Nowa klasa wyścigowa – Formuła E, została powołana w 2012 roku. Seria jest promowana przez konsorcjum Formula E Holdings. FIA także ma w tym swój udział, jako instytucja, która wydaje licencje i nadzoruje całą klasę.
Pierwszym sezonem Mistrzostw Formuły E był sezon 2014/2015.
Pierwszy sezon był o tyle ciekawy, że każdy z 10 zespołów był wyposażony… w taki sam bolid! Był to Spark-Renault SRT_01E wyposażony w silnik elektryczny produkcji… McLarena. Generował on moc 200 kilowatów (272 konie mechaniczne) w trybie „max power” oraz 170kW w trybie „race”. Ten sam silnik można znaleźć w drogowym McLarenie P1. Zasilanie zapewniała bateria litowo-jonowa o pojemności 28kWh. Ważące niespełna 900 kilogramów bolidy mogły rozpędzić się do 225 kilometrów na godzinę. Czas od 0 do 100km/h wynosił 3 sekundy. Co ciekawe, bolidy Formuły E są wyposażone w dość wysokie zawieszenie oraz 18 calowe felgi. Dzieje się tak, gdyż tory Formuły E są wytyczana po zwykłych drogach. Pierwszym w historii Mistrzem Świata Formuły E został Nelson Pique Jr.
W sezonie 2017/2018 sezonie również bierze udział 10 teamów.
Jedną ze zmian jest zwiększenie dopuszczalnej mocy w ustawieniu „race” z 170 do 180 kilowatów. Aktualnie do końca sezonu pozostały 2 rundy, obie rozgrywane na torze Brooklyn Street Circuit. Wśród zespołów można znaleźć zarówno całkiem nieznane nam nazwy, jak i te bardzo znane. Przykładem jest Audi Sport ABT Schaeffle, który korzysta z dotychczasowego doświadczenia sportowego niemieckiej marki. Ciekawostką jest fakt, że jeden z kierowców jest zaangażowany w projekt Roborace. Projekt ten ma na celu stworzenie pierwszego na świecie autonomicznego samochodu wyścigowego, opartego na samochodzie Formuły E. Mowa oczywiście o Lucasie di Grassi. Więcej o projekcie Roborace będzie można niedługo przeczytać na łamach naszego portalu.
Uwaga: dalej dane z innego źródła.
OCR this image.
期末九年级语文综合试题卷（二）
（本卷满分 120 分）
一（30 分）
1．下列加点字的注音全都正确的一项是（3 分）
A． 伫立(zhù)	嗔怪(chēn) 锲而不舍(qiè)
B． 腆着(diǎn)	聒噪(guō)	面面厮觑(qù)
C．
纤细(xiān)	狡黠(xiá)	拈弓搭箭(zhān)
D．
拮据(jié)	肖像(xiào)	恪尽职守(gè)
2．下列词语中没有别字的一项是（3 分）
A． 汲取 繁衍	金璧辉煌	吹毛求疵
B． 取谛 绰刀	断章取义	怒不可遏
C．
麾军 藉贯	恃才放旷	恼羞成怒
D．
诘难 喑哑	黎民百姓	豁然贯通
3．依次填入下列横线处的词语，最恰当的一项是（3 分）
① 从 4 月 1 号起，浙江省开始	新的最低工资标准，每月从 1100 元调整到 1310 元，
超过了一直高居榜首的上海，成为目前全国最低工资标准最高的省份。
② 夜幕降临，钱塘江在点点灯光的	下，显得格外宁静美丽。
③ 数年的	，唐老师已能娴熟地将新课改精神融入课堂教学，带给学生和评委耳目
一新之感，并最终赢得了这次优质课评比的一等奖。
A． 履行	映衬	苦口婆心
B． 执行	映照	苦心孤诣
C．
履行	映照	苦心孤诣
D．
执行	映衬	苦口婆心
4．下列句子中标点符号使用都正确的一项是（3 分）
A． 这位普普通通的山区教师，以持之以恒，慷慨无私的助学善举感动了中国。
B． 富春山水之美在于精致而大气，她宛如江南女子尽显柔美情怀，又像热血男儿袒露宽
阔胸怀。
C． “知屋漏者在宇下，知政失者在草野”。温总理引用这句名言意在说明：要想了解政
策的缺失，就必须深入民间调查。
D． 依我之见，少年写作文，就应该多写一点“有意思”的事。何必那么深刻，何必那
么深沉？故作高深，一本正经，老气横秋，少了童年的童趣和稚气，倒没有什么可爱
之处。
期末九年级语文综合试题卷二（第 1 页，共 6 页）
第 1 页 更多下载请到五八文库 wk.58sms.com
Każdy, kto oglądał Formułę 1 może być nieco zaskoczony pewnymi elementami Formuły E.
Mam na myśli na przykład pit-stop. W „spalinowym odpowiedniku” pit-stop jest wykorzystywany do wymiany ogumienia, uszkodzonych elementów nadwozia, czy po prostu do zatankowania bolidu. W Formule E pit-stop polega na … wymianie samochodu. Chodzi o to, że w tej chwili nie ma możliwości przejechania całego wyścigu na 1 pakiecie akumulatorów. Ze względów bezpieczeństwa nie można tez ich wymienić w trakcie postoju w boksie. Samo ładowanie także odpada z wiadomych względów. Oprócz tego jest też bonus dla kierowców – fanboost. 3 kierowców, którzy dostaną najwięcej głosów w trakcie plebiscytu przed każdym wyścigiem (plebiscyt kończy się 6 minut po starcie, a rozpoczyna ok. trzy tygodnie przed) otrzymuję dodatkową ilość energii do wykorzystania w trakcie wyścigu. Chodzi tu oczywiście o energię dozwoloną w ramach użycia trybu „max power”, którego użycie również jest oczywiście określone w regulaminie serii.